Die Kunsthistorikerin Sandra-Kristin Diefenthaler M. A. arbeitete unter der Leitung von Dr. Anja Heuß, Provenienzforscherin an der Staatsgalerie, von August 2015 bis Juli 2016 an der Erforschung dieser speziellen Fragestellung innerhalb des Sammlungsbestandes des Museums. Der Bestand an Werken von Ernst Ludwig Kirchner umfasst mit 350 Gemälden, Skulpturen und Graphiken einen zentralen Kern im Bereich der Klassischen Moderne.

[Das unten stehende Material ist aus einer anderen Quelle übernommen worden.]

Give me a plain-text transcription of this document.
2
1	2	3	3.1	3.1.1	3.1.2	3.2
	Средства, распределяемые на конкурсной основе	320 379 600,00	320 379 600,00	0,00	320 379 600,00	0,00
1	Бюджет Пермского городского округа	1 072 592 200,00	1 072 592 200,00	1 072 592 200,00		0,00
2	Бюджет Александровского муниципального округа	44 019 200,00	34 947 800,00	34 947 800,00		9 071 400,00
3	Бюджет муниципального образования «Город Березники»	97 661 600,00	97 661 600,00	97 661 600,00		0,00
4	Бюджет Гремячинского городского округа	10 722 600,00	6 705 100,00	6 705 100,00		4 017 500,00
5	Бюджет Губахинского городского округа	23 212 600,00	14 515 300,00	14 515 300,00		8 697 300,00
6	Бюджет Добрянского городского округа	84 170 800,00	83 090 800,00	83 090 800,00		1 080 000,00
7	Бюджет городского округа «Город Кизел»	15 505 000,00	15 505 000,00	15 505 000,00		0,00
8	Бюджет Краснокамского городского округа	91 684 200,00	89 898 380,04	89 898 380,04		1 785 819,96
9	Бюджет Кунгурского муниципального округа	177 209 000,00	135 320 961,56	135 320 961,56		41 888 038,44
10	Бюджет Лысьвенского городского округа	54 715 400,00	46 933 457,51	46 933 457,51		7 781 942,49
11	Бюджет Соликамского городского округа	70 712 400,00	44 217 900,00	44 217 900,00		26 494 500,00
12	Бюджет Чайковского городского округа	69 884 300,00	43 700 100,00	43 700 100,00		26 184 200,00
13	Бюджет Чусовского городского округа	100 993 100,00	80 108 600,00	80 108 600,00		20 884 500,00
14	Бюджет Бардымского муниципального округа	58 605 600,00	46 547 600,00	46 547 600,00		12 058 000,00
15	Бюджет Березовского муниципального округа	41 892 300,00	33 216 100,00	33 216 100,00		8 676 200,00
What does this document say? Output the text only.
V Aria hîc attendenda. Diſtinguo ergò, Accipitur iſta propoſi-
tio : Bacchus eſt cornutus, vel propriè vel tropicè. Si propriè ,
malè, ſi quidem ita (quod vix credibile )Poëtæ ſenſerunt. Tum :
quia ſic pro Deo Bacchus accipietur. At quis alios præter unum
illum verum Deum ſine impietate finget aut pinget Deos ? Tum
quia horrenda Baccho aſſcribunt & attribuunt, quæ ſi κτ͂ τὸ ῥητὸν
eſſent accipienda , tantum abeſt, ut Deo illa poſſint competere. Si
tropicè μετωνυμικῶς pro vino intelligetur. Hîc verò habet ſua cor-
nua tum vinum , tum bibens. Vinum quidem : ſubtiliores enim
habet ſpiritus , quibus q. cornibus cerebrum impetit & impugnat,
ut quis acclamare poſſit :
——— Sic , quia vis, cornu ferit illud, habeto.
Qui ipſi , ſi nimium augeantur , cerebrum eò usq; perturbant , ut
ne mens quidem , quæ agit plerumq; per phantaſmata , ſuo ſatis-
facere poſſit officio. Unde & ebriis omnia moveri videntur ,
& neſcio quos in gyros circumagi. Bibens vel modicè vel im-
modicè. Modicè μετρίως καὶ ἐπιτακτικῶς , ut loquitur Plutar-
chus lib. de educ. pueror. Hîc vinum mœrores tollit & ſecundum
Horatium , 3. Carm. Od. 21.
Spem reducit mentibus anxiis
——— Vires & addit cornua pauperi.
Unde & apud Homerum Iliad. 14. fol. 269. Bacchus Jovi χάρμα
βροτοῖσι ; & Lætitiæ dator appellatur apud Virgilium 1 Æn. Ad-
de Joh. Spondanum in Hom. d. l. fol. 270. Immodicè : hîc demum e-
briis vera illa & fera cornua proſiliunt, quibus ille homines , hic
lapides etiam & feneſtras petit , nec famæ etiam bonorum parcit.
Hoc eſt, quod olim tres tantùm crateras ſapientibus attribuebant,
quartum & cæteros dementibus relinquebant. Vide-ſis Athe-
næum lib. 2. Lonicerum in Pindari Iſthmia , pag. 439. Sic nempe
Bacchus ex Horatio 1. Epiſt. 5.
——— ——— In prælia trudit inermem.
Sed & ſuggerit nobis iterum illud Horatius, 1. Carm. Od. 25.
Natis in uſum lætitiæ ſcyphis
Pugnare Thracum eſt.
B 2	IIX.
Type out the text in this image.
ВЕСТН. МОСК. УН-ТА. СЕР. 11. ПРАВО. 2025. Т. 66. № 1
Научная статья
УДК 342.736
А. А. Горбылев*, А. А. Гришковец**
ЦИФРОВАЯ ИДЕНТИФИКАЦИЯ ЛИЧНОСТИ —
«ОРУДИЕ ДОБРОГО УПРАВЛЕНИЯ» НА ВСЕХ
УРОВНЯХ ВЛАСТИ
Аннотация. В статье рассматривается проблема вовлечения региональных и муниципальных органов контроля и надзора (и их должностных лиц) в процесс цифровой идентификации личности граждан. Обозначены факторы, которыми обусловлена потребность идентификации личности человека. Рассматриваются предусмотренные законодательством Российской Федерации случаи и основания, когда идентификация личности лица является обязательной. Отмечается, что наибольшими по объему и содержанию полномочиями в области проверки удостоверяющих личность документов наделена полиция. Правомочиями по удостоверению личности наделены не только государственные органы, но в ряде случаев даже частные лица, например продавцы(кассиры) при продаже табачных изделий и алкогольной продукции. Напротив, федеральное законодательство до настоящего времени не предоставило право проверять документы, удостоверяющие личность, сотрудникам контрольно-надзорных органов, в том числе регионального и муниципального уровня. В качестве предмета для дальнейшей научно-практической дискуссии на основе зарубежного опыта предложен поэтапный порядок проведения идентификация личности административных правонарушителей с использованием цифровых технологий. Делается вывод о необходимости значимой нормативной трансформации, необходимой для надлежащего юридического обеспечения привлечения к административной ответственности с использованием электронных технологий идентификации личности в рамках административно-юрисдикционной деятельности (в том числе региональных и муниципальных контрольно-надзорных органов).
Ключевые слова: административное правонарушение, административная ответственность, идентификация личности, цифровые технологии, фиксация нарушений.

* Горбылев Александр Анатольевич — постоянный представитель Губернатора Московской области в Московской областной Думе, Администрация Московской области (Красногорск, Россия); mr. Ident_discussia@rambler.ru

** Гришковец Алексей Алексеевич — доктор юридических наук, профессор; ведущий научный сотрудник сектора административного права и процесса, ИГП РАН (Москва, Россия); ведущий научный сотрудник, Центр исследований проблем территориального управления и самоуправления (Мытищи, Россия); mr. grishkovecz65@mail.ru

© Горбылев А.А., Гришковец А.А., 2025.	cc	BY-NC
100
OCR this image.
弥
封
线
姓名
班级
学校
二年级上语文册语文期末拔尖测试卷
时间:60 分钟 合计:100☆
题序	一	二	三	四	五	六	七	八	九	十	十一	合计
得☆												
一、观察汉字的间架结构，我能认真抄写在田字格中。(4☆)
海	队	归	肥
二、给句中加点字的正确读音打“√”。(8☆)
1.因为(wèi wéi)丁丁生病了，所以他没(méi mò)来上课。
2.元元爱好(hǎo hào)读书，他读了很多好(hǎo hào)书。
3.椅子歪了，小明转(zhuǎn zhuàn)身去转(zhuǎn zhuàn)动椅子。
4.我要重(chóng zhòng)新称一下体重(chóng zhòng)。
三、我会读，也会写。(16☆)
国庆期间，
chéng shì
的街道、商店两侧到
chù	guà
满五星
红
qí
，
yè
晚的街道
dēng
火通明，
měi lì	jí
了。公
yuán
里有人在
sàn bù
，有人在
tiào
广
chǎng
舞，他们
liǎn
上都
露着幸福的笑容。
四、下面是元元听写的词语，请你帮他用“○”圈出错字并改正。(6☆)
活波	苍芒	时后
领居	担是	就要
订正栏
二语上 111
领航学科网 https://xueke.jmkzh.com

Die untersuchten 143 Blätter nehmen dabei rund die Hälfte der Graphik im Sammlungsbestand ein.
   
Aufmerksam geworden durch einen Bericht von Roman Norbert Ketterer, Stuttgarter Kunsthändler und seit 1954 auch offizieller Nachlassverwalter Ernst Ludwig Kirchners, war man in der Vergangenheit davon ausgegangen, dass die Werke der Sammlung Gervais möglicherweise aus jüdischen Sammlungen stammten.

Aufgrund umfassender Recherchen in in- und ausländischen Archiven und Museen lässt sich die sogenannte »Sammlung Gervais« mit einer ursprünglichen Größe von über 900 Werken benennen. Anhand der Inventarnummern konnten dieser Sammlung zugehörige Werke in anderen Museen wie der Staatlichen Graphischen Sammlung in München, dem Kupferstichkabinett der Staatlichen Kunsthalle Karlsruhe, dem Ulmer Museum und weiteren Häusern in Deutschland identifiziert werden. Die Forschungsergebnisse ermöglichen daher auch anderen Museen in Deutschland weiterführende Erkenntnisse über ihren Sammlungsbestand.

Die Existenz des Sammlers Dr. Gervais ließ sich hingegen in keiner Weise belegen. Weder in Zürich noch in Lyon war Dr. Gervais nachweisbar. Aufgrund der historischen Umstände – Kirchners künstlerischer Nachlass galt nach dem Zweiten Weltkrieg als deutsches Feindvermögen und sollte in der Schweiz liquidiert werden – halten es die Experten der Staatsgalerie für wahrscheinlich, dass das Ehepaar Gervais eine Erfindung der Verkäufer war, um Kirchner-Werke aus dem Nachlass nach Deutschland verkaufen zu können.

Trotzdem die genauen Erwerbungsumstände der Sammlung nicht eindeutig geklärt werden können, schließt die Staatsgalerie aus, dass es sich bei den Blättern um verfolgungsbedingt entzogene Werke handelt. Vielmehr ist davon auszugehen, dass die Sammlung aus dem Nachlass des Künstlers stammt.


Die Provenienzforschung in der Staatsgalerie Stuttgart

Seit Oktober 2009 untersucht Dr. Anja Heuß die Bestände an der Staatsgalerie Stuttgart auf ihre Provenienzen hin. Die Stelle ist seit 2015 durch das Land Baden-Württemberg verstetigt worden. Von August 2015 bis Juli 2016 unterstützte Sandra-Kristin Diefenthaler M. A. die Provenienzforschung am Museum. Ihre Projektstelle wurde vom Land Baden-Württemberg und dem Deutschen Zentrum Kulturgutverluste gefördert.
Die Provenienzforschung beschäftigt sich mit der Herkunft der Kunstwerke und konzentriert sich dabei insbesondere auf die Zeit von 1933 bis 1945 und prüft, ob in dieser Zeit möglicherweise ein aus heutiger Sicht unrechtmäßiger Besitzwechsel stattgefunden hat.

In der Staatsgalerie Stuttgart sind davon ca. 1.500 Gemälde und 4.500 Grafiken betroffen. Davon wurden bisher 650 Kunstwerke überprüft (Stand Juli 2016), eingeschlossen die Werke aus der sogenannten »Sammlung Gervais«. Aufgrund der Forschungen restituierte die Staatsgalerie Stuttgart seit 1998 sieben Werke aus ihrem Besitz und die Freunde der Staatsgalerie zwei Werke aus deren Eigentum an die rechtmäßigen Erben.


Foto:
Ernst Ludwig Kirchner, Liegender weiblicher Akt am Fehmarnstrand, 1912, Bleistift und Aquarell auf weißem Papier, 46 x 59 cm, Staatsgalerie Stuttgart


Info:

Die dabei gewonnenen Erkenntnisse schließen auch Lücken in der Provenienzforschung an weiteren Museen in Deutschland.
Das Forschungsprojekt wurde vom Land Baden-Württemberg und der Stiftung Deutsches Zentrum Kulturgutverluste gefördert.